If your suspicion of an intervertebral disc extrusion is correct, Sausage has a good prognosis for return to ambulation with medical management alone, as he has retained deep pain perception in his pelvic limbs. A review of the literature reports a prognosis of return to ambulation at 86%, compared with surgical management at 90%. However, this is very different when concurrent loss of deep pain perception exists, when the prognosis for medical management may fall to as low as 6%, and any potential recovery is likely to be prolonged and require intensive nursing care1.

Cage rest, analgesia, bladder management and physiotherapy are the basis of medical management for an intervertebral disc extrusion. Sausage was kept in the practice on strict cage rest for a week to help prevent further extrusion of disc material and potentially allow healing of the annulus.
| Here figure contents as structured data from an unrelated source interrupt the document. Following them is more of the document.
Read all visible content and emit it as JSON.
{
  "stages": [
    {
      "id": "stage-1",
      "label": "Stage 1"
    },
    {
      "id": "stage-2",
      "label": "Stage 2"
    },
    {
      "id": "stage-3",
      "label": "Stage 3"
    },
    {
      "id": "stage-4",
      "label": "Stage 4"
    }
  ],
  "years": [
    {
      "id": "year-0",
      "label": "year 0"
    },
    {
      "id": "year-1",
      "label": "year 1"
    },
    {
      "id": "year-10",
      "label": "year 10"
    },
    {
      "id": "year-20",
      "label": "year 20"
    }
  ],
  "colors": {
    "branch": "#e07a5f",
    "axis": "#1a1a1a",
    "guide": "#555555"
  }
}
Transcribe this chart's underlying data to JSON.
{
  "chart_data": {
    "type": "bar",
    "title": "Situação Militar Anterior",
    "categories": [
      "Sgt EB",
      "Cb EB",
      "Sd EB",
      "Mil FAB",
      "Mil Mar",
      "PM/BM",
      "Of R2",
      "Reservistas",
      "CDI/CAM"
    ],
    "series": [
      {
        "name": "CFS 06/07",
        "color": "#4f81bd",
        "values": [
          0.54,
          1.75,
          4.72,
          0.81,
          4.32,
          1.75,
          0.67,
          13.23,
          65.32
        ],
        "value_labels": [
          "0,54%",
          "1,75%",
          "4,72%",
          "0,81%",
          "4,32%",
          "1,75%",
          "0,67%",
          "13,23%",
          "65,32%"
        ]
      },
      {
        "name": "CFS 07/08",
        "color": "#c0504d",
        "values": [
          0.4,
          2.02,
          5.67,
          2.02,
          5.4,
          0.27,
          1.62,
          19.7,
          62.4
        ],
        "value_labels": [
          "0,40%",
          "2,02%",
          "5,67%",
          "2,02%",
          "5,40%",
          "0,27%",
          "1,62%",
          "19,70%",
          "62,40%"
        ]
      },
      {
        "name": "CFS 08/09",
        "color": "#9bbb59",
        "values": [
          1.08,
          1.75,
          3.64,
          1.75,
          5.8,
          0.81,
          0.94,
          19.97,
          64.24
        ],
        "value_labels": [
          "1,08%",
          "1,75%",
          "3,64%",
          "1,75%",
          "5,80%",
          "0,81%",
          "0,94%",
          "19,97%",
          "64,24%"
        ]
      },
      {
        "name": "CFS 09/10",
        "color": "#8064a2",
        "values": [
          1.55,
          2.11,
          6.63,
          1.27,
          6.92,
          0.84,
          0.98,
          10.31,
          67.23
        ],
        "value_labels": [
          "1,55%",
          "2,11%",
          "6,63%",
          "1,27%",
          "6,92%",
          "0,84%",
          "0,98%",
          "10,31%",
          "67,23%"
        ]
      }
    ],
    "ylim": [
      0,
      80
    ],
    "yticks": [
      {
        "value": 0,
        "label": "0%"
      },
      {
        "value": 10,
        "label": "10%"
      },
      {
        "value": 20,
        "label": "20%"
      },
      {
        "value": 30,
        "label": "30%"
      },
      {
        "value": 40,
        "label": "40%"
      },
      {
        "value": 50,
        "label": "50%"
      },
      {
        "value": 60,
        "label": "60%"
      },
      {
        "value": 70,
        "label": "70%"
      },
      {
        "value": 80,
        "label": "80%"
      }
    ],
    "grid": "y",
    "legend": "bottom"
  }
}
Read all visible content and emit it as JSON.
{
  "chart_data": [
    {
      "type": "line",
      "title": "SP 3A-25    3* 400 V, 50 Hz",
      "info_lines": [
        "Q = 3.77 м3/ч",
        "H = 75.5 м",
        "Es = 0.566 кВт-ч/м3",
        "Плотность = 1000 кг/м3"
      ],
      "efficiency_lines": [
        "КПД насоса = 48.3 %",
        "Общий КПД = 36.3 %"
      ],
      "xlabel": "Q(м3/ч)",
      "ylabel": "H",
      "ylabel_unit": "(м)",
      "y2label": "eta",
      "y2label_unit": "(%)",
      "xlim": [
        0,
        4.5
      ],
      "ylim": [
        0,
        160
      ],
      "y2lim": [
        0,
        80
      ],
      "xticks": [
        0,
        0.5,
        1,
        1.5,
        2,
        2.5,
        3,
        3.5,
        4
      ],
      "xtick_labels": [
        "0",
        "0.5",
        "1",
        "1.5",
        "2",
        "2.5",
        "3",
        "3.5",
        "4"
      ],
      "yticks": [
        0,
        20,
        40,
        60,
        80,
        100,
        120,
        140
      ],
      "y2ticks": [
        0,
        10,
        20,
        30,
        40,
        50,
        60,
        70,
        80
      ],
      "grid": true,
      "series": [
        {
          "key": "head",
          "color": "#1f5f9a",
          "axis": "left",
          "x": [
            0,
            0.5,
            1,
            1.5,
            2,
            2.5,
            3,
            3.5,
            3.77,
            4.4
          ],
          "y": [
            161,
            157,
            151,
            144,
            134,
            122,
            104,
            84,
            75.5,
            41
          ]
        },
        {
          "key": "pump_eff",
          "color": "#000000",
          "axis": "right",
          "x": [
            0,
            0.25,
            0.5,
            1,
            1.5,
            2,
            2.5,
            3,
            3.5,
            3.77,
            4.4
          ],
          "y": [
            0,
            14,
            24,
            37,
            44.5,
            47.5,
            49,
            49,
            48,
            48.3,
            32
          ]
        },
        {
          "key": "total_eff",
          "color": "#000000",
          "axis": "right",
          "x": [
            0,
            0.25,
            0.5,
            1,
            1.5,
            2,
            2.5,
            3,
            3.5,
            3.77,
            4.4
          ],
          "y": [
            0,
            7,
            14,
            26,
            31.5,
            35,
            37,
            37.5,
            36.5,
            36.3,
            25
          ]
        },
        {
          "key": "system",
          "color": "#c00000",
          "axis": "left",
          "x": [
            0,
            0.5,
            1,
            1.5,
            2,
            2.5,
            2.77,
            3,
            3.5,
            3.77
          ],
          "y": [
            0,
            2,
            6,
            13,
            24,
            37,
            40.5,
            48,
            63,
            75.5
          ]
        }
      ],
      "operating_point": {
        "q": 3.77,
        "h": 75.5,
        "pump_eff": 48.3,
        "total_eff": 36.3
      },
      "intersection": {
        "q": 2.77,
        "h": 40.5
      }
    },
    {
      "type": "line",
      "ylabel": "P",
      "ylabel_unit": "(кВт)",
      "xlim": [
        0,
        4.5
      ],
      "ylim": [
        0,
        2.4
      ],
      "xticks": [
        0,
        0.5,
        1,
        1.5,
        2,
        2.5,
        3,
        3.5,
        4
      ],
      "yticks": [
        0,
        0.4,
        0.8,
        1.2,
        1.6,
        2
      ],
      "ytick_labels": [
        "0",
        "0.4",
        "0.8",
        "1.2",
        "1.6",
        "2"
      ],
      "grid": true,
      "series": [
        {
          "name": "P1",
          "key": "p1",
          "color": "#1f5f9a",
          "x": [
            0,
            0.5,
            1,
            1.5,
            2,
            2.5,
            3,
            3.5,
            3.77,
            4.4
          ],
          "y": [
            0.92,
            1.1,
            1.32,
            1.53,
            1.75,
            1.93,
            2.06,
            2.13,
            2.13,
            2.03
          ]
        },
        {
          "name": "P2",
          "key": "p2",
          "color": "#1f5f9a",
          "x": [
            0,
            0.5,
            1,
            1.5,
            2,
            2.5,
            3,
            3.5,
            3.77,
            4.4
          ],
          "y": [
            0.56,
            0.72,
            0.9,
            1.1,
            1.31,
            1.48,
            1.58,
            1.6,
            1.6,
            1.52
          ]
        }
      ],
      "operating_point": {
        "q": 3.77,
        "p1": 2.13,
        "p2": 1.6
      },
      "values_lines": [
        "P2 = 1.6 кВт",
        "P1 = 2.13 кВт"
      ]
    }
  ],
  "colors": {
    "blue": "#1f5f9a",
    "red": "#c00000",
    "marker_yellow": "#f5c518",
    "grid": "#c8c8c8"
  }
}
He was monitored with twice-daily neurological examinations to assess for any progression or improvement in his neurological status.

The patient exhibiting non-ambulatory paraparesis.
The patient exhibiting non-ambulatory paraparesis.

The patient was managed initially on methadone (0.2mg/kg IV every 4 hours), meloxicam (0.05mg/kg orally once a day) and gabapentin (10mg/kg orally three times a day). He was pain scored every 4 hours for the first 24 hours. Methadone was discontinued after 24 hours and buprenorphine (0.02mg/kg IV every 8 hours) was given for the following 48 hours, as his pain was well controlled.

The dog was monitored every 4 hours for his ability to turn himself, and while he was unable to do so, his recumbency was changed to prevent the development of pressure sores. He was monitored closely for signs of bladder dysfunction as urinary retention is common in dogs that are non-ambulatory.

If any doubt existed over his bladder size this was checked with an ultrasound probe. He was carried outside on to grass regularly to give him the opportunity to urinate and assess his ambulation. Options for managing non-ambulatory dog bladders include intermittent and indwelling catheterisation, as well as manual expression.

Dogs that are non-ambulatory following intervertebral disc extrusion are predisposed to developing urinary tract infection (UTI)2, therefore a urine sample was taken by cystocentesis to check for signs of UTI. Sausage’s urine was found to be unremarkable. He also underwent gentle physiotherapy three times a day, which involved massage of his pelvic limbs and passive range of motion. Sausage responded well to medical management; he was ambulatory with light sling support and able to urinate voluntarily within one week of hospitalisation.

At discharge, the dog’s owners were advised to continue strict cage rest for four weeks and continue to monitor him for signs of pain, UTI or deterioration of neurological signs. He was sent home with five days’ gabapentin and meloxicam at the previously stated dose. The risk of recurrence of intervertebral disc extrusion was also discussed and a re-examination arranged for four weeks later.